Un plan d'économies a été adopté pour limiter les dégâts à l'usine General Electric de Belfort. Des efforts de compétitivité ont été demandés en échange du sauvetage de 307 postes.

Après des semaines de négociation, la CFE-CGC et Sud ont présenté le nouvel accord. La majorité des salariés a voté pour. "Les organisations syndicales ont réussi à imposer que l'on revoit le projet industriel. Or dans la loi française, les seules choses que les syndicats ont le droit de négocier, ce sont les reclassements, les départs en retraite, etc. Donc c'est une avancée majeure. Maintenant, nous avons lié le projet industriel au PSE", explique Philippe Petitcolin, délégué CFE-CGC de General Electric (GE).
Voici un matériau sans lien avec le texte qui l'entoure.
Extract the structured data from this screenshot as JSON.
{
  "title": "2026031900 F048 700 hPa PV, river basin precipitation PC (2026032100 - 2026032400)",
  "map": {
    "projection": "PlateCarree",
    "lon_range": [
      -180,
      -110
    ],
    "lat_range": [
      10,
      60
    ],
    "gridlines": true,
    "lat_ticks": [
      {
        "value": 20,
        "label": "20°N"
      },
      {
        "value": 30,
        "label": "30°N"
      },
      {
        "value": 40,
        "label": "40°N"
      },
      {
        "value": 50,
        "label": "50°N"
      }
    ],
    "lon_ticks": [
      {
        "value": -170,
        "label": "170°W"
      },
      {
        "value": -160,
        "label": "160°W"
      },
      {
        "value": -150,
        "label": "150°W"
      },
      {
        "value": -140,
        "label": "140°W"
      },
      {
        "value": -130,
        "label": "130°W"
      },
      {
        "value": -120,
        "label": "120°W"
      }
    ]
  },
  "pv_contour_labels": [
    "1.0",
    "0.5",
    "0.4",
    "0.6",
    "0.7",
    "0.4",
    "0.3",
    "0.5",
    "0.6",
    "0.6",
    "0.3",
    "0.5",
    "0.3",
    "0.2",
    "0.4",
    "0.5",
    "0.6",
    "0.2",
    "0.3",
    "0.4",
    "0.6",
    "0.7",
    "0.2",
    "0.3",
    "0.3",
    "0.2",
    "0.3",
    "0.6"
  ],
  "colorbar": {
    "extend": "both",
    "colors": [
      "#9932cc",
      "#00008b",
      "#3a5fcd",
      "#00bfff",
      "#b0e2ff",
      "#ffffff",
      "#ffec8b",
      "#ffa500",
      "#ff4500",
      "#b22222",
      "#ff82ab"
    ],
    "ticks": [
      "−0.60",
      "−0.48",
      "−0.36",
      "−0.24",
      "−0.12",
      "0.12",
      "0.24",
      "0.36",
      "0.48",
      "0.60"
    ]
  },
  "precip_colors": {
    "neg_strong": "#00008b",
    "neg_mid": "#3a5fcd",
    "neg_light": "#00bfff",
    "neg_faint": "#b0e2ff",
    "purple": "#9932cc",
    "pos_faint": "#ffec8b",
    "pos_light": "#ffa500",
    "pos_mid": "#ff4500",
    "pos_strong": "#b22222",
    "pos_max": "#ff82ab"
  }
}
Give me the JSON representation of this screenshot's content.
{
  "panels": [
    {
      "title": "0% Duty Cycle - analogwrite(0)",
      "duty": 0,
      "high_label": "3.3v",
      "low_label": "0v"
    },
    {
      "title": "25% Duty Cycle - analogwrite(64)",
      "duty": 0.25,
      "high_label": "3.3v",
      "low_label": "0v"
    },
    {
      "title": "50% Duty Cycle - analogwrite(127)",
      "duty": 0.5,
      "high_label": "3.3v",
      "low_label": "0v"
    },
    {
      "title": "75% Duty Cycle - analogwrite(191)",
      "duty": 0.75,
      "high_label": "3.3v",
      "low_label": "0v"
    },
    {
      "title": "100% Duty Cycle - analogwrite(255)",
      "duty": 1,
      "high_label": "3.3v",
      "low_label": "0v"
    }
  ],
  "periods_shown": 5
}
La CGT en dehors des négociations

Le texte prévoit la suppression de 485 postes au lieu des 792 prévus. En contrepartie, les syndicats ont dû accepter un plan d'économies annuel de 12 millions d'euros. Et le site deviendra un centre mondial de décision dans les turbines à gaz 50 hertz. Une avancée, mais aussi une déception pour certains, notamment pour la CGT qui a boycotté la consultation. Cet accord devrait servir de base de négociation entre les syndicats et GE pour élaborer un nouveau plan de sauvegarde de l'emploi.